In my opinion, the FC layer with activation function (tf.keras.layers.Dense()) and the KAN layer (tfkan.layers.DenseKAN()) enhance the non-linear expression ability of the model through two different approaches. The former mainly involves matrix multiplication, while the latter transfers the calculation to the spline function, only requiring adjustment of the spline coefficients.

Therefore, using them is like using different bases to represent the target you want to fit. For example, for any function f. If you use polynomial space as the basis (i.e. 1, x, x^2, x^3, ...) for expression, you will get the classical Taylor expansion expression of f:

  • f(x) = \sum_{n=0}^{\infty} (n!)^{-1} f^{(n)}(0) * x^n

and if you use trigonometric function space as the basis (i.e. 1, sin(x), cos(x), sin(2x), cos(2x), ...) for expression, you will get the Fourier expansion expression of f:

  • f(x) = a_0 + \sum_{n=1}^{\infty} (a_n * cos(nx) + b_n * sin(nx))

The classical MLP layer Dense() and KAN layer DenseKAN() are like using two different bases to fit the functional relationships in the data. KAN shifts the complexity of the model to the calculation of spline so as to enhancing the smoothness and flexibility of KAN's bases. Therefore, in the introduction and experiments of KAN authors, KAN may only require fewer model parameters to achieve good performance.

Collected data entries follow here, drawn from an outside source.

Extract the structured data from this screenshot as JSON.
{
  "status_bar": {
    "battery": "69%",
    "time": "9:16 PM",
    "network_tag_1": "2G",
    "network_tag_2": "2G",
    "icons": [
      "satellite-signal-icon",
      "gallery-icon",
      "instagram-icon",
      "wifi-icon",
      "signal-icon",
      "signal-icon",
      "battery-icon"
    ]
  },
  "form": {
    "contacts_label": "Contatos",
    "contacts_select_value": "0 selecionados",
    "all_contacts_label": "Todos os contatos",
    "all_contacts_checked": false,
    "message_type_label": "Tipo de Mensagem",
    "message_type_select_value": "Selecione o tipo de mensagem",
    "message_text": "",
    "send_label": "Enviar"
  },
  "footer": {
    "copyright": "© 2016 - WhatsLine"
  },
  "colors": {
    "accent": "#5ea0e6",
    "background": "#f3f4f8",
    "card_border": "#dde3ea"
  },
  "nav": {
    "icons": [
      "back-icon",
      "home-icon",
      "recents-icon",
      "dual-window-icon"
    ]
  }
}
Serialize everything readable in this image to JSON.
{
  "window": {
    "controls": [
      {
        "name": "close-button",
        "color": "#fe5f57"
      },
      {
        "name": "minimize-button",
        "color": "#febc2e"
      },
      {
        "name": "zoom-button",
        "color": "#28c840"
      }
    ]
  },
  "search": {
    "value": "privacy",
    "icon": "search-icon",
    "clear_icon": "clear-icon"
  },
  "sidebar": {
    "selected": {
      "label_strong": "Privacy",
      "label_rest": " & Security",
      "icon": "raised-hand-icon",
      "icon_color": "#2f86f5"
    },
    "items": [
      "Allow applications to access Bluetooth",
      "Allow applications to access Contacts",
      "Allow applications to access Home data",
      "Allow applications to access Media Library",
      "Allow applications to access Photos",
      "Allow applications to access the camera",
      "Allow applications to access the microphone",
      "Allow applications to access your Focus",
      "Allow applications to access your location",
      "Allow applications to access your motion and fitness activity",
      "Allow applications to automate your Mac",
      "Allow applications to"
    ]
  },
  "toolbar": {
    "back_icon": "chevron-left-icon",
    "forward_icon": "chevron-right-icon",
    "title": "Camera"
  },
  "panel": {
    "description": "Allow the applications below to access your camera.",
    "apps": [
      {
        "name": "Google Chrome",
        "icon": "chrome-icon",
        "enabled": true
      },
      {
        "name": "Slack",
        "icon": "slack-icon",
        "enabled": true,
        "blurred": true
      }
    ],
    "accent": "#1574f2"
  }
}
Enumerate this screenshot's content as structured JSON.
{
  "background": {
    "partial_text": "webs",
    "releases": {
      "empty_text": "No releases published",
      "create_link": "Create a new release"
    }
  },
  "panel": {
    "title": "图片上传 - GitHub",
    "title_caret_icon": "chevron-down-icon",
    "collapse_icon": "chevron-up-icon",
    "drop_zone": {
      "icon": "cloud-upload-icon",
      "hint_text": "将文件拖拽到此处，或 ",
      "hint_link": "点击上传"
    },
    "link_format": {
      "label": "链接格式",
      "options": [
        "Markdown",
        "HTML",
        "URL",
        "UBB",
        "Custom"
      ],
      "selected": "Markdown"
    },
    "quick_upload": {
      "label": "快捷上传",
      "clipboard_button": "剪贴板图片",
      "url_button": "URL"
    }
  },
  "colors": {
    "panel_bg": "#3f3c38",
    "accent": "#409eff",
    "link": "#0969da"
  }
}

Here are some ideas about constructing a model mixed tf and tfkan:

  • If your task does not require a large model and you want to obtain a good explanation of the network connection structure (which is also the main focus of the KAN author), then constructing a smaller scale shallow DenseKAN is a suitable choice (in the author's introduction, such networks are mostly within 3 layers)
  • If your task requires a large model to achieve good approximation ability, in my observation, DenseKAN() will not have a greater performance advantage than FC Dense(). The deep MLP using residual connections in the architecture of the model now also has excellent non-linear expression ability. In addition, It should be noted that for large-scale neural networks, the training and inference efficiency of DenseKAN() has not been optimized yet

Hope this can help u~ 🤗

I am so sorry I was confused about the use of the buttons. Thanks for answering my question.